OSINT, um drible na guerra da desinformação
Um dos motivos para tamanho sucesso é conseguir suprir a gigantesca demanda por dados sobre um tema sempre envolto em desinformação e fake news: guerra. O segredo é que, apesar de o mesmo trabalho ser realizado por profissionais treinados em entidades como o Middlebury Institute of International Studies, as contas amadoras são muitas e muito ágeis, conseguindo atualizar rapidamente a informação. Além disso, como se reconhecem como uma comunidade OSINT, elas checam as informações umas das outras, permitindo uma credibilidade maior nas atualizações.
“Sempre haverá um nevoeiro de guerra, mas acho que este é o véu de guerra mais tênue que já tivemos”, diz ao site Rest of World Justin Peden, o estudante de 20 anos da Universidade do Alabama que criou o Intel Crab, sem esconder alguma surpresa a respeito da repercussão das contas OSINT nas últimas semanas: “É surpreendente para mim porque [esse trabalho] tem sido, há muito tempo, um nicho no Twitter e na Internet como um todo”.

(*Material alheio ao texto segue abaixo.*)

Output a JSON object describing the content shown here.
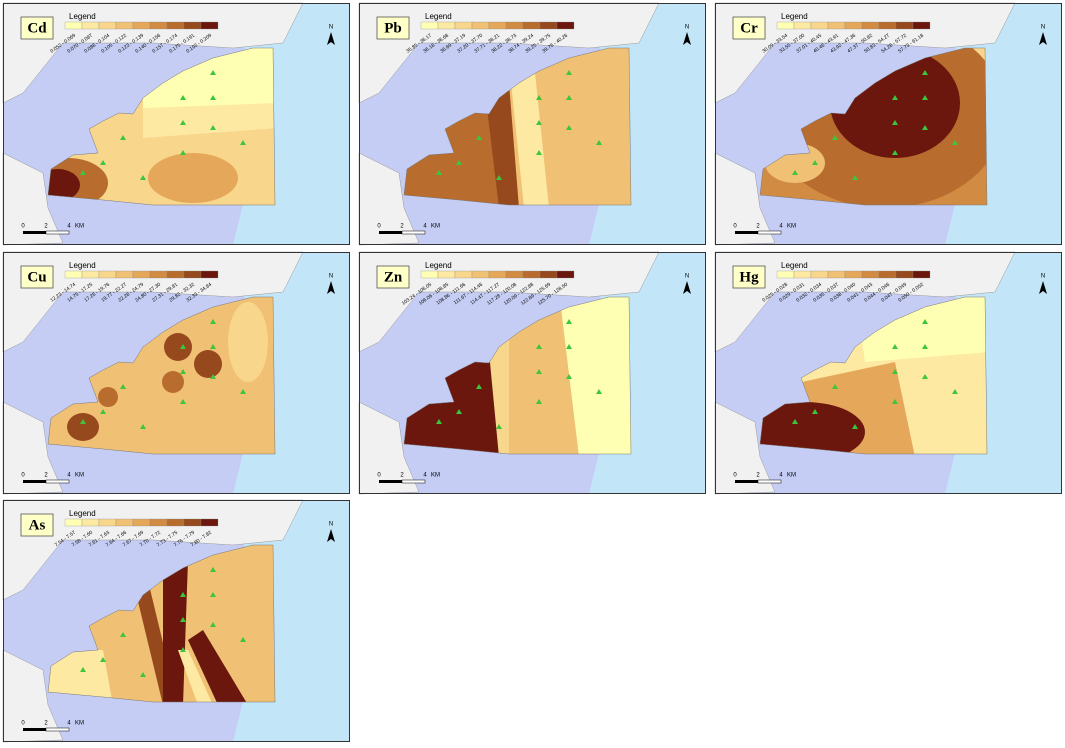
{
  "class_colors": [
    "#ffffb4",
    "#fde9a2",
    "#f8d68c",
    "#f0c074",
    "#e5a85b",
    "#d18b43",
    "#b86d2f",
    "#95491c",
    "#6b170e"
  ],
  "panels": [
    {
      "element": "Cd",
      "legend_title": "Legend",
      "classes": [
        "0.052 - 0.069",
        "0.070 - 0.087",
        "0.088 - 0.104",
        "0.105 - 0.122",
        "0.123 - 0.139",
        "0.140 - 0.156",
        "0.157 - 0.174",
        "0.175 - 0.191",
        "0.192 - 0.209"
      ],
      "scale_labels": [
        "0",
        "2",
        "4",
        "KM"
      ],
      "north_label": "N"
    },
    {
      "element": "Pb",
      "legend_title": "Legend",
      "classes": [
        "35.85 - 36.17",
        "36.18 - 36.68",
        "36.69 - 37.19",
        "37.20 - 37.70",
        "37.71 - 38.21",
        "38.22 - 38.73",
        "38.74 - 39.24",
        "39.25 - 39.75",
        "39.76 - 40.26"
      ],
      "scale_labels": [
        "0",
        "2",
        "4",
        "KM"
      ],
      "north_label": "N"
    },
    {
      "element": "Cr",
      "legend_title": "Legend",
      "classes": [
        "30.09 - 33.54",
        "33.55 - 37.00",
        "37.01 - 40.45",
        "40.46 - 43.91",
        "43.92 - 47.36",
        "47.37 - 50.82",
        "50.83 - 54.27",
        "54.28 - 57.72",
        "57.73 - 61.18"
      ],
      "scale_labels": [
        "0",
        "2",
        "4",
        "KM"
      ],
      "north_label": "N"
    },
    {
      "element": "Cu",
      "legend_title": "Legend",
      "classes": [
        "12.23 - 14.74",
        "14.75 - 17.25",
        "17.26 - 19.76",
        "19.77 - 22.27",
        "22.28 - 24.79",
        "24.80 - 27.30",
        "27.31 - 29.81",
        "29.82 - 32.32",
        "32.33 - 34.84"
      ],
      "scale_labels": [
        "0",
        "2",
        "4",
        "KM"
      ],
      "north_label": "N"
    },
    {
      "element": "Zn",
      "legend_title": "Legend",
      "classes": [
        "103.24 - 106.05",
        "106.06 - 108.85",
        "108.86 - 111.66",
        "111.67 - 114.46",
        "114.47 - 117.27",
        "117.28 - 120.08",
        "120.09 - 122.88",
        "122.89 - 125.69",
        "125.70 - 128.50"
      ],
      "scale_labels": [
        "0",
        "2",
        "4",
        "KM"
      ],
      "north_label": "N"
    },
    {
      "element": "Hg",
      "legend_title": "Legend",
      "classes": [
        "0.025 - 0.028",
        "0.029 - 0.031",
        "0.032 - 0.034",
        "0.035 - 0.037",
        "0.038 - 0.040",
        "0.041 - 0.043",
        "0.044 - 0.046",
        "0.047 - 0.049",
        "0.050 - 0.052"
      ],
      "scale_labels": [
        "0",
        "2",
        "4",
        "KM"
      ],
      "north_label": "N"
    },
    {
      "element": "As",
      "legend_title": "Legend",
      "classes": [
        "7.54 - 7.57",
        "7.58 - 7.60",
        "7.61 - 7.63",
        "7.64 - 7.66",
        "7.67 - 7.69",
        "7.70 - 7.72",
        "7.73 - 7.75",
        "7.76 - 7.79",
        "7.80 - 7.82"
      ],
      "scale_labels": [
        "0",
        "2",
        "4",
        "KM"
      ],
      "north_label": "N"
    }
  ]
}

Peden, aliás, é um dos poucos OSINT amadores a revelar a identidade. A maioria trabalha com pseudônimo e em completo anonimato. Esse tipo de trabalho costumar incomodar quem já está com as mãos sujas de sangue. O ucraniano Vladimir Agafonkin, por exemplo, teve de fugir do país. Ele é o criador do Leaflet, uma das principais bibliotecas JavaScript de código aberto para mapas interativos compatíveis com dispositivos móveis e que oferece todos os recursos de mapeamento que a maioria dos desenvolvedores precisa.
Foi com base no Leaflet que se construiu um dos sites mais acessados para se acompanhar o conflito na Ucrânia, o Liveumap (imagem do alto da página). Plataforma de código aberto com sede na Ucrânia, o site consolida em mapas dados e imagens da invasão coletadas a partir de mídias sociais e outras fontes. Sua atuação incomodou tanto os russos que, na semana passada, o Liveumap sofreu um ciberataque russo para tentar tirá-lo do ar.